This is the mail archive of the
gcc@gcc.gnu.org
mailing list for the GCC project.
Re: Implementing Universal Character Names in identifiers
- From: kaih at khms dot westfalen dot de (Kai Henningsen)
- To: gcc at gcc dot gnu dot org
- Date: 04 Nov 2002 08:51:00 +0200
- Subject: Re: Implementing Universal Character Names in identifiers
- Comment: Unsolicited commercial mail will incur an US$100 handling fee per received mail.
- Organization: Organisation? Me?! Are you kidding?
- References: <20021028183910.GC24090@codesourcery.com> <Pine.LNX.4.33.0210281844370.4320-100000@kern.srcf.societies.cam.ac.uk>
jsm28@cam.ac.uk (Joseph S. Myers) wrote on 28.10.02 in <Pine.LNX.4.33.0210281844370.4320-100000@kern.srcf.societies.cam.ac.uk>:
> On Mon, 28 Oct 2002, Zack Weinberg wrote:
>
> > What you wrote in response to this is interesting but doesn't address
> > the issue of Unicode normalization of identifiers. It sounds more
> > like an extended discussion of the previous point. I'm talking about
> > the process described in UAX 15 (http://www.unicode.org/unicode/reports/tr
> > 15/) and in particular annex 7 of that document ("Programming Language
> > Identifiers").
>
> I don't think there's anything in the language standards to permit
> normalization to NFC as described there.
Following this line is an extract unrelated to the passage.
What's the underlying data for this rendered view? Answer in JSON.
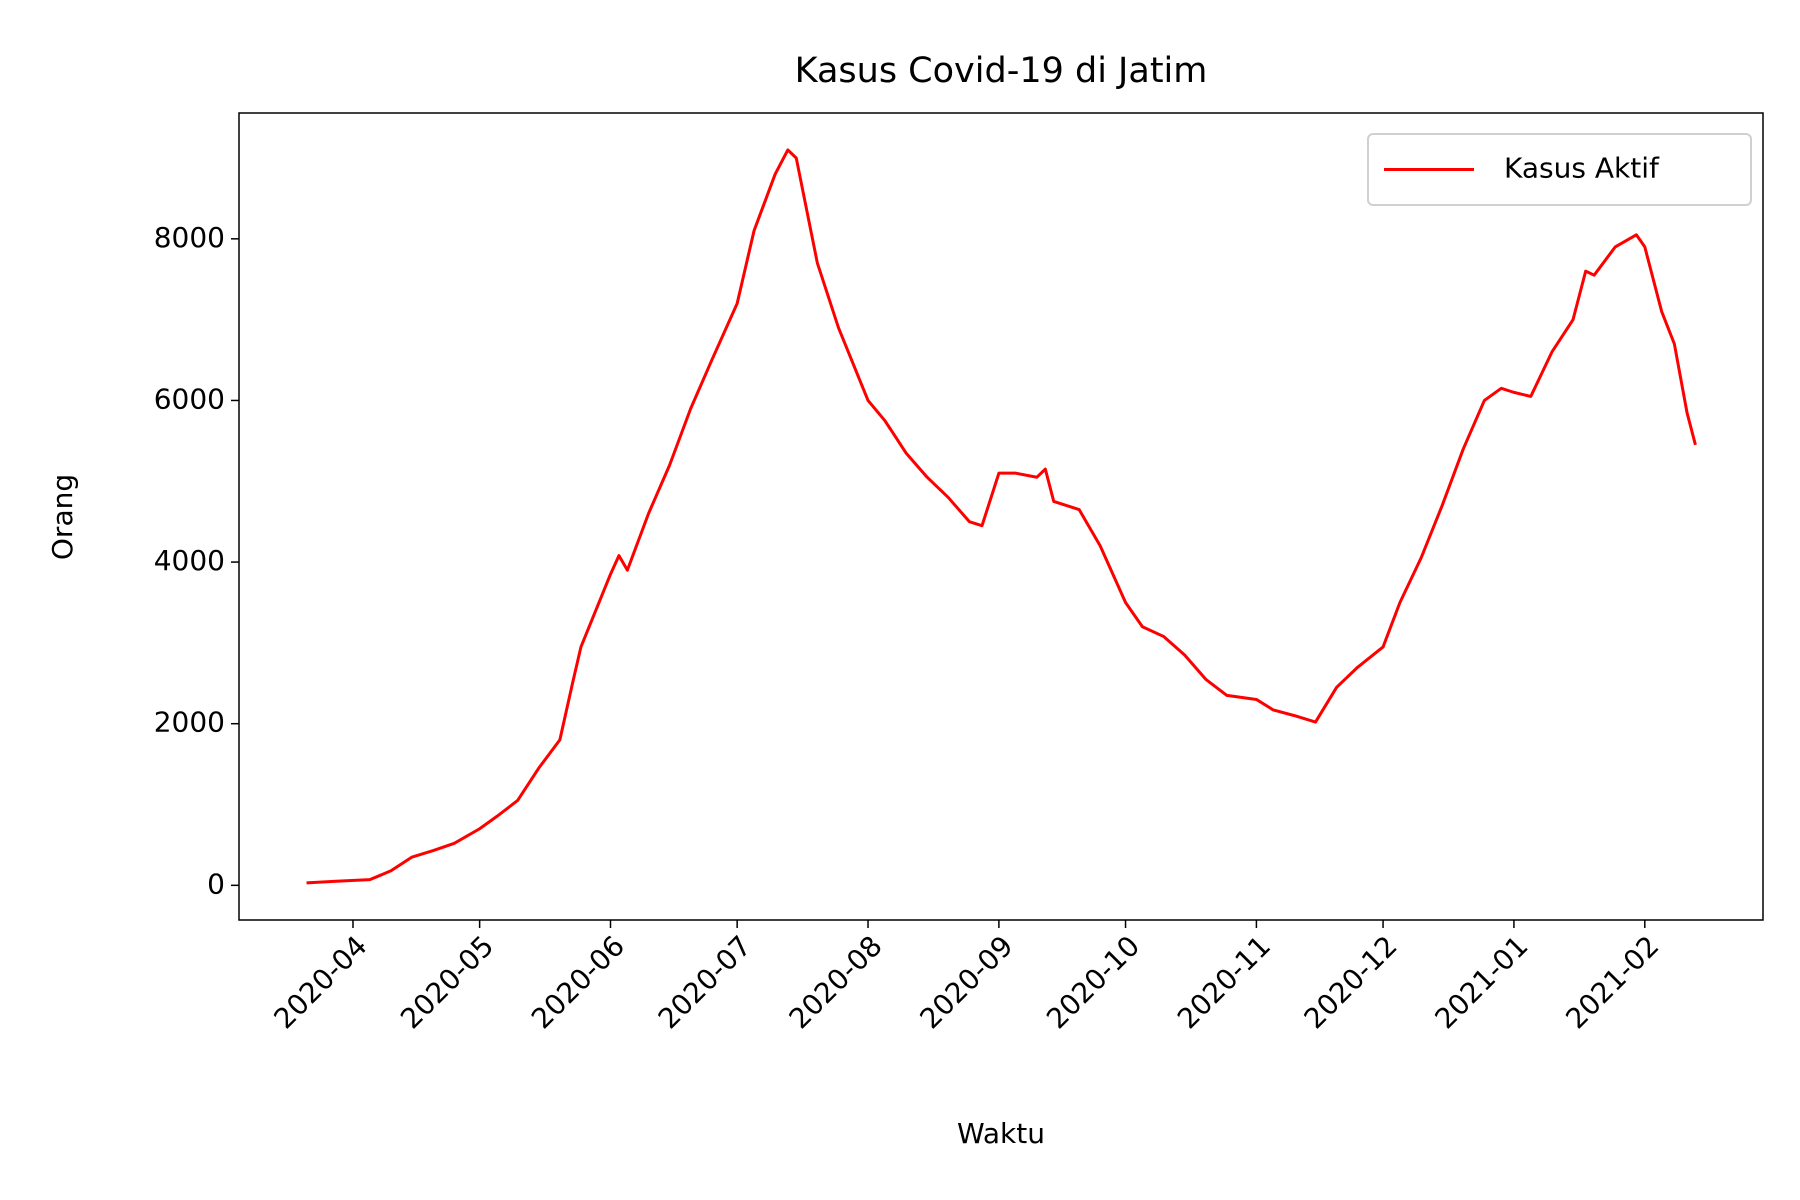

I don't think even considering to do without can be justified. You do
Unicode, you normalize. Anything else is insane.
> not for UCNs. And do we really want to build in the large character
> tables required for normalization?)
IIRC, if you implement them as doubly-indirect, tables of *all* the bit-
attributes of the current Unicode version (over the complete 20.x bit
range) take up something like 20 KB or so. (The trick is that you first
unify stretches of equal bit sequences - mainly all-ones and all-zeroes -
and then unify stretches of equal pointers [or indices] to those.)
That's not really big for something like gcc.
MfG Kai